Mais l’équipe a examiné d’autres parties du génome appelées ORF non canoniques et a identifié directement les peptides dérivés de ces régions. « La beauté de la spectrométrie de masse est qu’elle est à haut débit et qu’elle nous permet de découvrir de nouveaux épitopes sans connaissance préalable de la séquence de la cible », a déclaré Klaeger. L’équipe a été surprise de constater que jusqu’à un peptide sur quatre découvert par leurs expériences de spectrométrie de masse provenait d’ORF non canonique, ce qui indique que de nombreuses cibles potentielles pour les vaccins, qui avaient été négligées.

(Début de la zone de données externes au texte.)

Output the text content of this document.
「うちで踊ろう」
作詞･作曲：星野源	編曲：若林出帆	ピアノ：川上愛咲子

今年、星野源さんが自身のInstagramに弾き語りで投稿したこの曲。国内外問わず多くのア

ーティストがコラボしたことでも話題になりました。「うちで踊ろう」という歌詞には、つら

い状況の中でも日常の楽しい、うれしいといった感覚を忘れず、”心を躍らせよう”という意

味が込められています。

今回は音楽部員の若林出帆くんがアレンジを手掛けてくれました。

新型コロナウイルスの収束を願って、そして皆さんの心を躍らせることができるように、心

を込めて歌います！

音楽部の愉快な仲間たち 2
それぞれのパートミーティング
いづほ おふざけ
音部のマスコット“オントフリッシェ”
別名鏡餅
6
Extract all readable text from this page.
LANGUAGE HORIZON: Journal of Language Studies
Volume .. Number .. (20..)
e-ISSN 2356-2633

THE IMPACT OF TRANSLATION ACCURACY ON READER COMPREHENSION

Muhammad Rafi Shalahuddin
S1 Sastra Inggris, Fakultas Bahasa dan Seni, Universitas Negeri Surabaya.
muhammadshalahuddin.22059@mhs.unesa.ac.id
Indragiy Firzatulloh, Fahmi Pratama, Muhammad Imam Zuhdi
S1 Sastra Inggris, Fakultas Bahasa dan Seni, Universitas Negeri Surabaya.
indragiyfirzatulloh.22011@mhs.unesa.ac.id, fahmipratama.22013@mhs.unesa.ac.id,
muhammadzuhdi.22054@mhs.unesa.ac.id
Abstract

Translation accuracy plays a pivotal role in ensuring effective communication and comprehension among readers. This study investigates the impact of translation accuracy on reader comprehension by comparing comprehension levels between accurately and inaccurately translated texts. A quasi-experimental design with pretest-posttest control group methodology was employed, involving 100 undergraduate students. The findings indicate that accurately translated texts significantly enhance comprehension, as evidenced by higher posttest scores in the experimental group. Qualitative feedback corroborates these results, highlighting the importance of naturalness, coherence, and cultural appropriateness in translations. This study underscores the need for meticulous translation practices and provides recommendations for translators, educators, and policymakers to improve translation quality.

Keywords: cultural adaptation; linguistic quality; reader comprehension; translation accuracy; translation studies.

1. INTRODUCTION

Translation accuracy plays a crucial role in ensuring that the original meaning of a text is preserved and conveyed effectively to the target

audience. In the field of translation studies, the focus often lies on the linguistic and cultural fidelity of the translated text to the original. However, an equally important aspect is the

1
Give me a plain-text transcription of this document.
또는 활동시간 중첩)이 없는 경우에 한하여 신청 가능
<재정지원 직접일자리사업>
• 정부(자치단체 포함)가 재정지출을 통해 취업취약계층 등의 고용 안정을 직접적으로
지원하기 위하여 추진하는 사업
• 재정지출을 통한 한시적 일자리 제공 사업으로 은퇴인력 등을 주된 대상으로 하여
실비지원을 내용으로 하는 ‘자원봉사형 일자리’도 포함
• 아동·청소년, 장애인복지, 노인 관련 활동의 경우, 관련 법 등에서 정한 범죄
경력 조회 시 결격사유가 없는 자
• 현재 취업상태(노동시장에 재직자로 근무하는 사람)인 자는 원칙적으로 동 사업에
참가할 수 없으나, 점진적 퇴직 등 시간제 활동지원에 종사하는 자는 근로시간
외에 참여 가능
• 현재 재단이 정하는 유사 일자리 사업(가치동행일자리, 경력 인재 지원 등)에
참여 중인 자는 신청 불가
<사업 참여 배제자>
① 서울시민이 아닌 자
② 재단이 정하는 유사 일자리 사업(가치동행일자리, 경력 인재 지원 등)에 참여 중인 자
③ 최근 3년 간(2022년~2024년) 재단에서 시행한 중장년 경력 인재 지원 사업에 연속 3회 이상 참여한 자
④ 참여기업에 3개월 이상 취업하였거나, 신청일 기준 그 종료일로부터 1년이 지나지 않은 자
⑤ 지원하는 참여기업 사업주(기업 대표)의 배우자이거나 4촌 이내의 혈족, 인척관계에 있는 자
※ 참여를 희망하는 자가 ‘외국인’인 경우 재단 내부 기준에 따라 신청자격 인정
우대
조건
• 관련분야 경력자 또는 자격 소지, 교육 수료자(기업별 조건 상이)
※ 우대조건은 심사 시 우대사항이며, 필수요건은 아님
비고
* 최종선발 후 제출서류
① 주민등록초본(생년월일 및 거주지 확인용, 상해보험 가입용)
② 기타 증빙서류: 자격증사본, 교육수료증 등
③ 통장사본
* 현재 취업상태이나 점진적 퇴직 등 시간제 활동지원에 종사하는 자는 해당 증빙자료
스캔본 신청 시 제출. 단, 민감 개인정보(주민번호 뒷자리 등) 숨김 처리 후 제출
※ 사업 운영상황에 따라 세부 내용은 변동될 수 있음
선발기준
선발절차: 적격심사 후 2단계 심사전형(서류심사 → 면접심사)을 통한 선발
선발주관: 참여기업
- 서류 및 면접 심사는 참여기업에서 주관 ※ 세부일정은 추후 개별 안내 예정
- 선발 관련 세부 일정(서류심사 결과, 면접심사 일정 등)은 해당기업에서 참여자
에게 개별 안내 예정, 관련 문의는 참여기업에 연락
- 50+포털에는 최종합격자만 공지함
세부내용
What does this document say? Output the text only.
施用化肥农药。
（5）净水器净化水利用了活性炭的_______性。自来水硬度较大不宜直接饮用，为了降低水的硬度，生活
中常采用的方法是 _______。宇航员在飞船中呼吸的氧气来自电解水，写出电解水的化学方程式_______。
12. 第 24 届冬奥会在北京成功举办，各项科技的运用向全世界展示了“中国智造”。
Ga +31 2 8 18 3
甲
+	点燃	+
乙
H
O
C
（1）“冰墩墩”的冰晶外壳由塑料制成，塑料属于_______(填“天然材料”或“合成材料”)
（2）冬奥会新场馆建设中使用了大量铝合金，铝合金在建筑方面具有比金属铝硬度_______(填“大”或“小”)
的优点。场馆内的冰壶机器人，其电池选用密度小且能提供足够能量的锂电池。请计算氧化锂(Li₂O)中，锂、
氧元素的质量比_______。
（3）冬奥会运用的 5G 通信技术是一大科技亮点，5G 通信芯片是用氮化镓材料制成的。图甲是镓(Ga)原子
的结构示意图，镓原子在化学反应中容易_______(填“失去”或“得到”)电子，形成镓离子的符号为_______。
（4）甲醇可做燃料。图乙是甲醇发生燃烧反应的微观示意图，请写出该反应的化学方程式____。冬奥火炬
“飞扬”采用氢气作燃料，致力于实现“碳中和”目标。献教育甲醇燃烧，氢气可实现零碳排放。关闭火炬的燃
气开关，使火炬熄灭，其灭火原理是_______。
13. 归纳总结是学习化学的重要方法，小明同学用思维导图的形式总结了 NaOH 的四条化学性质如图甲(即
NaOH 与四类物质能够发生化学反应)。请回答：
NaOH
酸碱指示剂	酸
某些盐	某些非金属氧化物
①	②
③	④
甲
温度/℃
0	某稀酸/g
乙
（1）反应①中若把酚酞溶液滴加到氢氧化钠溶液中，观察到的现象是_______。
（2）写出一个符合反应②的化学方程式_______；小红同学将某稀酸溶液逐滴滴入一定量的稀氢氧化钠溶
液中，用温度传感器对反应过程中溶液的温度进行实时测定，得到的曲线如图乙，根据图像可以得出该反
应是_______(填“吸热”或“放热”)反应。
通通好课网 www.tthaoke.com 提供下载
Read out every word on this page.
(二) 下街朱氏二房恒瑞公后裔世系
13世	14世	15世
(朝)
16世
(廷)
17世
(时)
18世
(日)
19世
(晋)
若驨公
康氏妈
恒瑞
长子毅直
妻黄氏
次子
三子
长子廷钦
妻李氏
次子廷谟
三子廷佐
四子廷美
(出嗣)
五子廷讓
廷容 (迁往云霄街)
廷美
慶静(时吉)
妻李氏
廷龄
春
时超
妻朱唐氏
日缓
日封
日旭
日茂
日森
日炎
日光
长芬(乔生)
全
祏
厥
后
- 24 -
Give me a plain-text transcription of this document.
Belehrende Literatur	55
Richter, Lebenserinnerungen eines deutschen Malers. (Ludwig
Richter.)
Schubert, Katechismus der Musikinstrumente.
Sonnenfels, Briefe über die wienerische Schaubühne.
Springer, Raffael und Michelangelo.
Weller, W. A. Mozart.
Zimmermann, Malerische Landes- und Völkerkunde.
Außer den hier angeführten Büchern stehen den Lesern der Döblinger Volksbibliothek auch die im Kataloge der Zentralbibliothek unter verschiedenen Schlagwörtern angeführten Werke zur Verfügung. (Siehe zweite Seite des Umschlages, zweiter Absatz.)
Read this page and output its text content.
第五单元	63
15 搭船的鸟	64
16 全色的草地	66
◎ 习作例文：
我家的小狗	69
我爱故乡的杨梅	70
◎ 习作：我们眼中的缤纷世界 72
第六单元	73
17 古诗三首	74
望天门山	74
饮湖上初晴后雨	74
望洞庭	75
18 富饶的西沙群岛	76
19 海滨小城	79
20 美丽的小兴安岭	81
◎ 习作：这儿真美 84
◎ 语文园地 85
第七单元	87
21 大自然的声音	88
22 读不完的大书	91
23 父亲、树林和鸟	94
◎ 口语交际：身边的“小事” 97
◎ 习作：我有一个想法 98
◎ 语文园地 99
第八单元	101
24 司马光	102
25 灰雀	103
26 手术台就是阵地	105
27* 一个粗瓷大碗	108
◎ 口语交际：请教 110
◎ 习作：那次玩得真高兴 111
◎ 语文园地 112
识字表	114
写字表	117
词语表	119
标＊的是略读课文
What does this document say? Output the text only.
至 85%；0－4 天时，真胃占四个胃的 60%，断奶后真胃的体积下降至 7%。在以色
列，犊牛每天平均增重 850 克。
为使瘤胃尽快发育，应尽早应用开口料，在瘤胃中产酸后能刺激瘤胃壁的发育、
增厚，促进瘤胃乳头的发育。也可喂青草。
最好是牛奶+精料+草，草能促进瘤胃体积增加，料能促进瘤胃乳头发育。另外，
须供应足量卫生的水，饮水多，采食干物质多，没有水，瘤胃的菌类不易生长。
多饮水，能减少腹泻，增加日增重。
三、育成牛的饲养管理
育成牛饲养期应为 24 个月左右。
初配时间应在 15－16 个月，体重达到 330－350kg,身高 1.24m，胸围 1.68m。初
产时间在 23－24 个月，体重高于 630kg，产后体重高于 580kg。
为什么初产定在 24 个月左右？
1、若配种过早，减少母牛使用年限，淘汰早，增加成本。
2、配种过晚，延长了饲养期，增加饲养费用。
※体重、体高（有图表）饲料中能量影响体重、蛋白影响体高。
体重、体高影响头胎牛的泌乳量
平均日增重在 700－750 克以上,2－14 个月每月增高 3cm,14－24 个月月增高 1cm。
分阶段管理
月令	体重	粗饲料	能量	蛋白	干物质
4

Une réponse immunitaire forte
Pour sonder le rôle fonctionnel de ces peptides, l’équipe a collaboré avec de nombreuses institutions et entreprises afin de tester la liaison HLA et les réponses des lymphocytes T. L’équipe a constaté que certains des peptides cachés provoquaient une réponse immunitaire plus forte que d’autres peptides de cette étude, dérivés de régions canoniques, à la fois chez les souris et dans les échantillons de sang de patients atteints de la maladie COVID-19.
Le plus surprenant est peut-être que l’équipe a découvert qu’un peptide caché – provenant d’un ORF non canonique appelé ORF9b – présentait des réponses plus fortes chez les patients que certains des épitopes les plus immunologiquement dominants décrits à ce jour. Ces résultats suggèrent que ce peptide pourrait être une cible idéale pour les vaccins de la prochaine génération ; l’équipe de recherche a déjà partagé ses conclusions avec des scientifiques travaillant sur le développement de vaccins.
L’équipe a également découvert d’autres cibles potentielles pour une intervention thérapeutique, notamment des protéines d’une voie protéasomique cellulaire qui, lorsqu’elles sont inhibées par le SRAS-CoV-2, peuvent aider le virus à échapper au système immunitaire. Selon les auteurs, une meilleure compréhension des tactiques d’évasion immunitaire du virus pourrait aider les scientifiques à concevoir de nouvelles stratégies pour interférer avec l’infection.
Étudier de façon différente le SRAS-CoV-2
Dans l’ensemble, ces résultats suggèrent une réorientation prudente de la manière dont les scientifiques étudient la réponse immunitaire de l’organisme au SRAS-CoV-2. « C’est assez remarquable », a déclaré Mme Weingarten-Gabbay. « Il y a ces signaux très forts provenant du virus auxquels nous sommes aveugles parce que nous regardions dans ce que nous pensions être les régions les plus importantes du virus. »
Cette recherche a été publiée dans Cell.